How will this affect Casa la Femme? Since we’re not open, I mean, I really can’t gauge it. But I would assume that we’ll see some negative things out of it. I used to get a tremendous amount of calls, just banging down the door when we’re open, everyone’s really excited, so I can’t gauge it at this point. But I’m assuming that its not going to be every single night. People are more conscious. We’ll see. I’ll approach it in a different way. I’m willing to be able to work with people, I understand that it’s going to be a budget thing and anything can be done to be able to accommodate people. That’s what I want to do. What’s one thing that people might not know about you? I guess maybe that I’m super private. Because people are so used to seeing me as chatty and floating around, but I’m definitely more reserved and quiet. Which is shocking. The total opposite from when people see me dancing on a table with a bottle of champagne.

What are some of your signature drinks going to be? We’ll have vodka-based ones, champagne-based ones. We did have a mango martini that was fresh juices and fresh mango nectar. Someone was just calling the other day about a French Kiss. That hasn’t been done in like nine years. I’m sure once we release them, they’ll be fab.

Who do you think Casa la Femme will be competing with for clientele in the West Village? No one. We won’t have to compete for anybody. We are totally unique. Any type of clientele is not going to be a problem. It’s just because we cross over into so many different types. We can have the models and that type because it’s sexy, it’s hot. We’re known for that. We’ll also have the people from the neighborhood. There’s a million Thai places, there’s a million Italian places, but there’s no Casa la Femme. If anyone has tried to do something like us, they haven’t succeeded on this level. There’s a reason that we’ve been around 15 years.

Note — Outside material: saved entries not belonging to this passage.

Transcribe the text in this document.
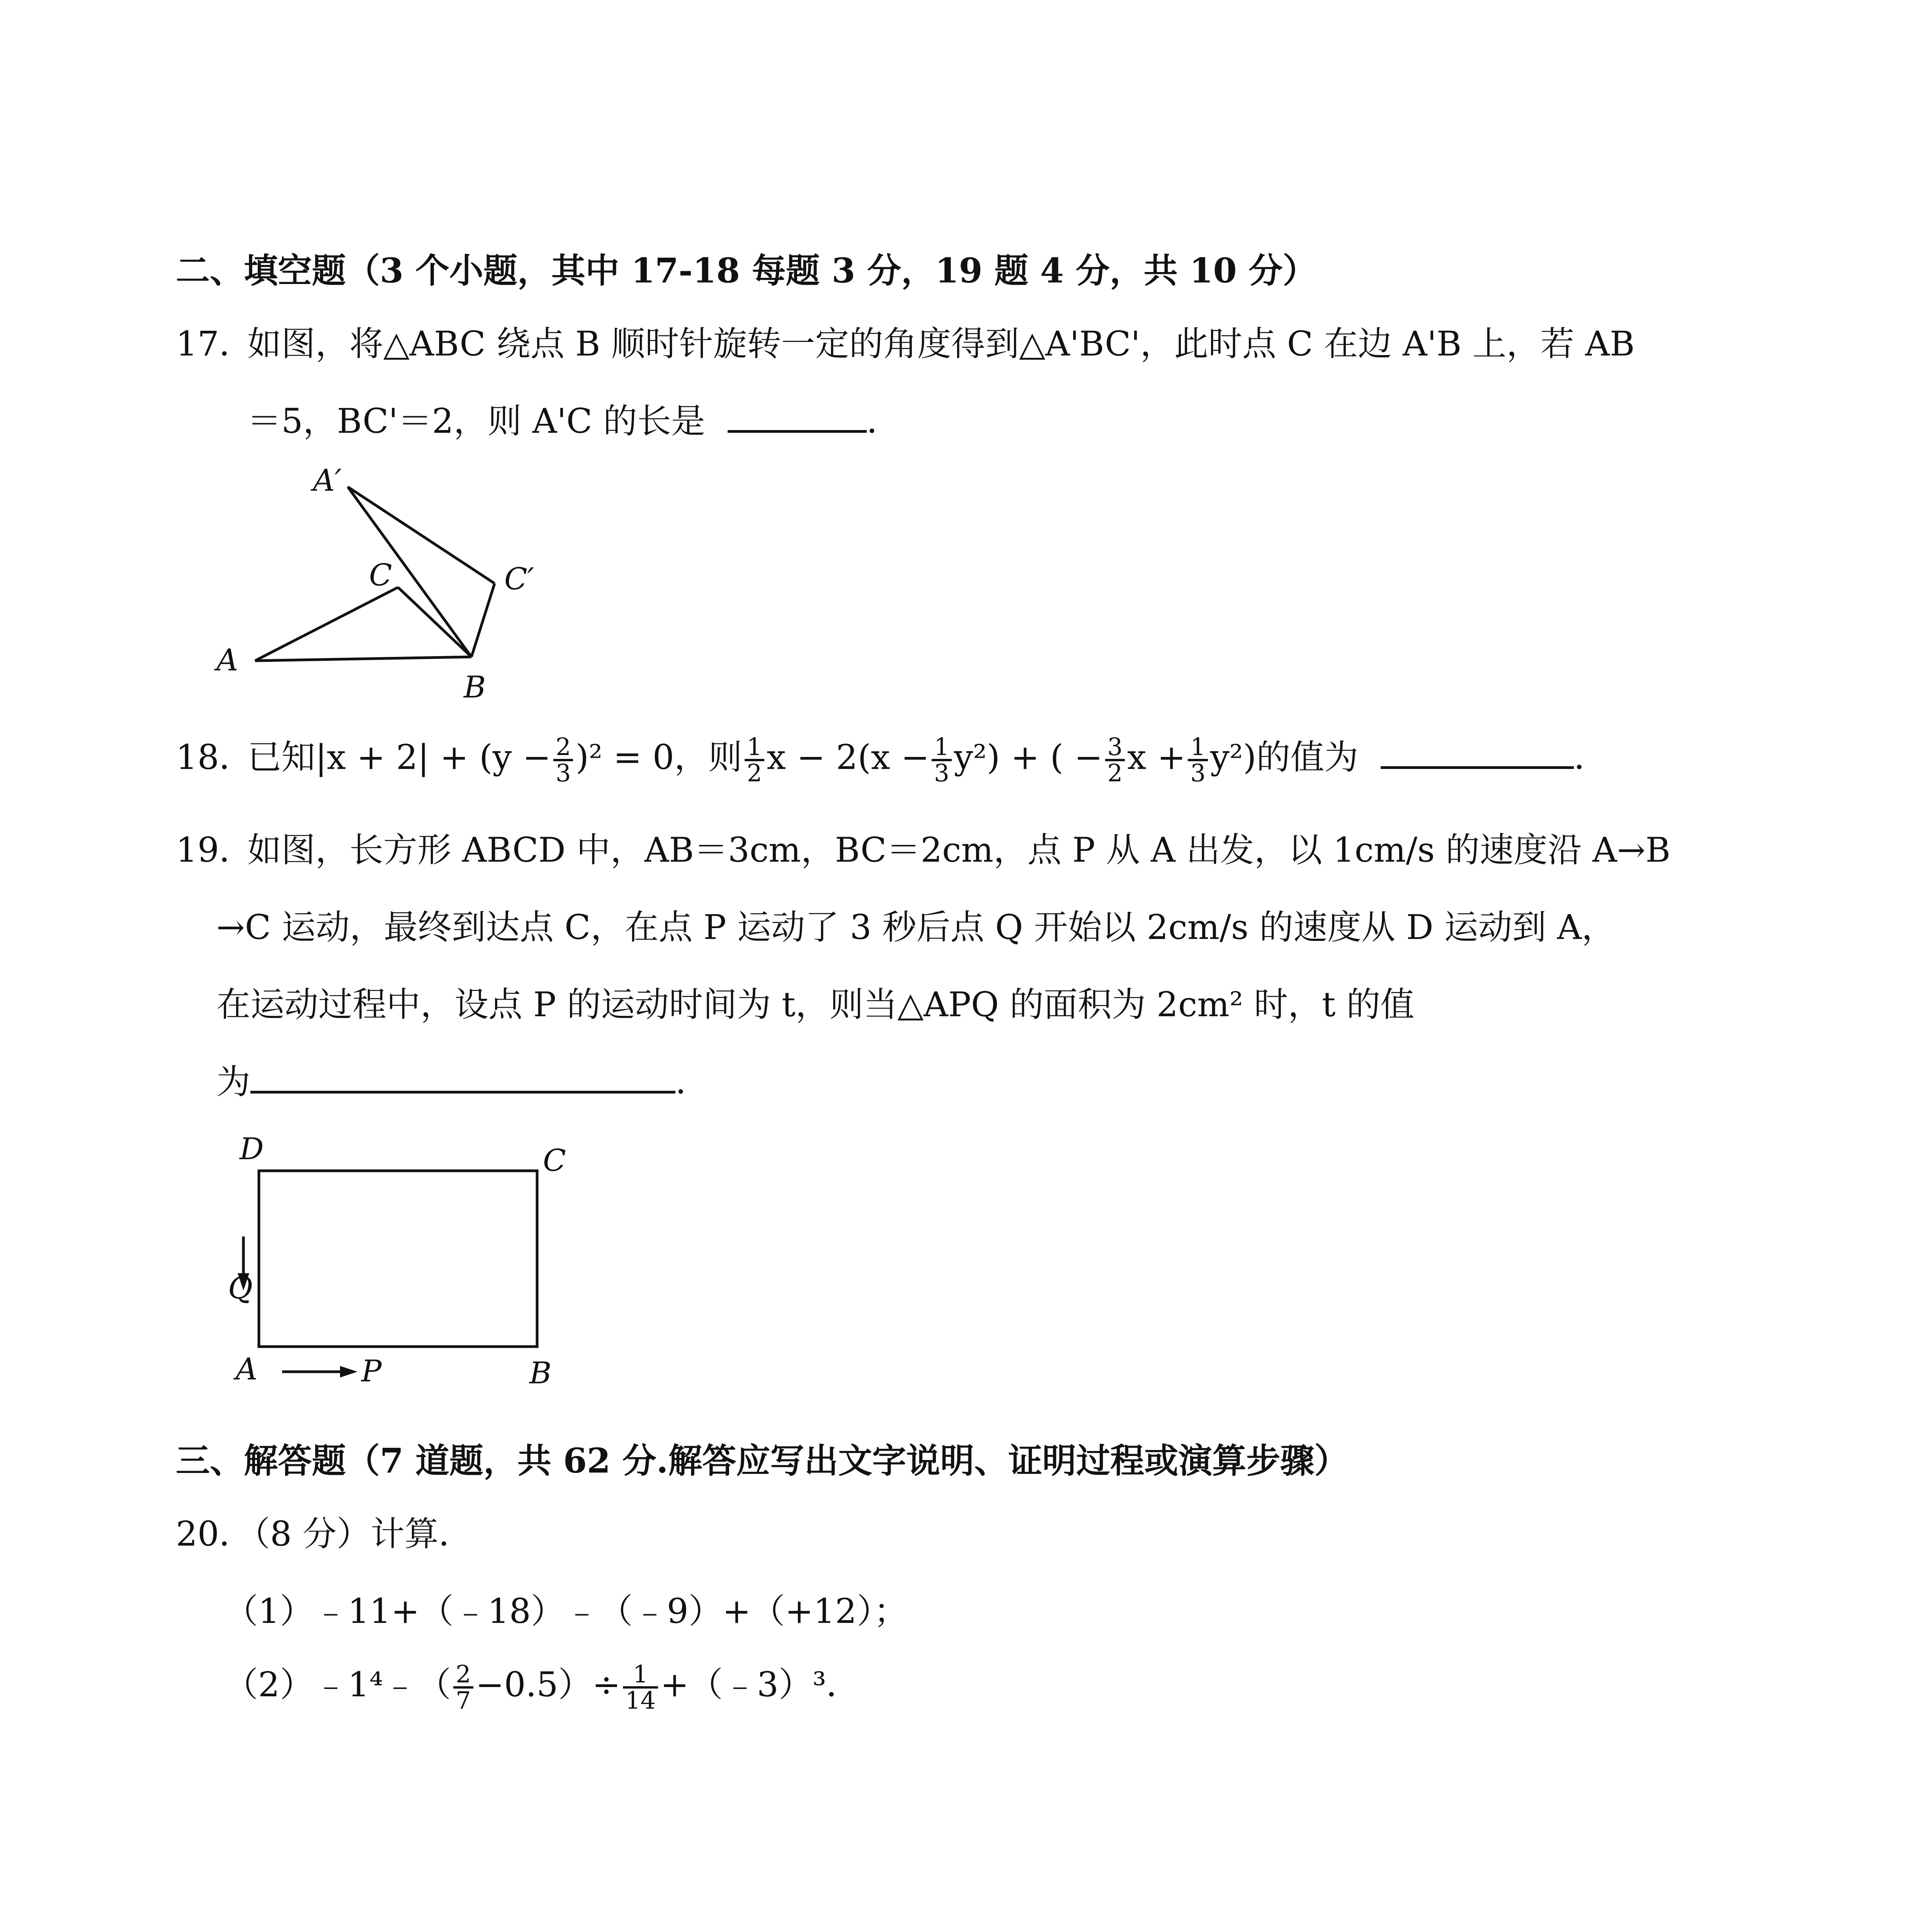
二、填空题（3 个小题，其中 17-18 每题 3 分，19 题 4 分，共 10 分）
17．
如图，将△ABC 绕点 B 顺时针旋转一定的角度得到△A'BC'，此时点 C 在边 A'B 上，若 AB
＝5，BC'＝2，则 A'C 的长是	．
A′
C	C′
A
B
18．
已知$|x + 2| + (y - \frac{2}{3} )^2 = 0$，则 $\frac{1}{2}$ $x - 2(x - \frac{1}{3} y^2)$ + ( − $\frac{3}{2}$ $x + \frac{1}{3} y^2$)的值为	．
19．
如图，长方形 ABCD 中，AB＝3cm，BC＝2cm，点 P 从 A 出发，以 1cm/s 的速度沿 A→B
→C 运动，最终到达点 C，在点 P 运动了 3 秒后点 Q 开始以 2cm/s 的速度从 D 运动到 A，
在运动过程中，设点 P 的运动时间为 t，则当△APQ 的面积为 2cm² 时，t 的值
为	．
D	C
Q
A	P	B
三、解答题（7 道题，共 62 分.解答应写出文字说明、证明过程或演算步骤）
20．（8 分）计算．
（1）﹣11+（﹣18）﹣（﹣9）+（+12）；
（2）﹣1⁴﹣（ $\frac{2}{7} -0.5)\div \frac{1}{14}$ +（﹣3）³．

What’s the vibe at night? The music will switch up in the evening. There will be people sitting with bottles of champagne, relaxing and watching the belly-dancer. We’re going to stick to chill world music, like Hotel Costes type of loungey music. We’ll also have a Middle Eastern influence in the back. If we have a private party, we have a lot of friends, it could go into anything, like Rolling Stones late at night. It depends on what crew is in here. We have a pretty insane sound system. Anastasi is all about the music, so we’ve loaded the space up with lots of speakers and sound-proofed the place.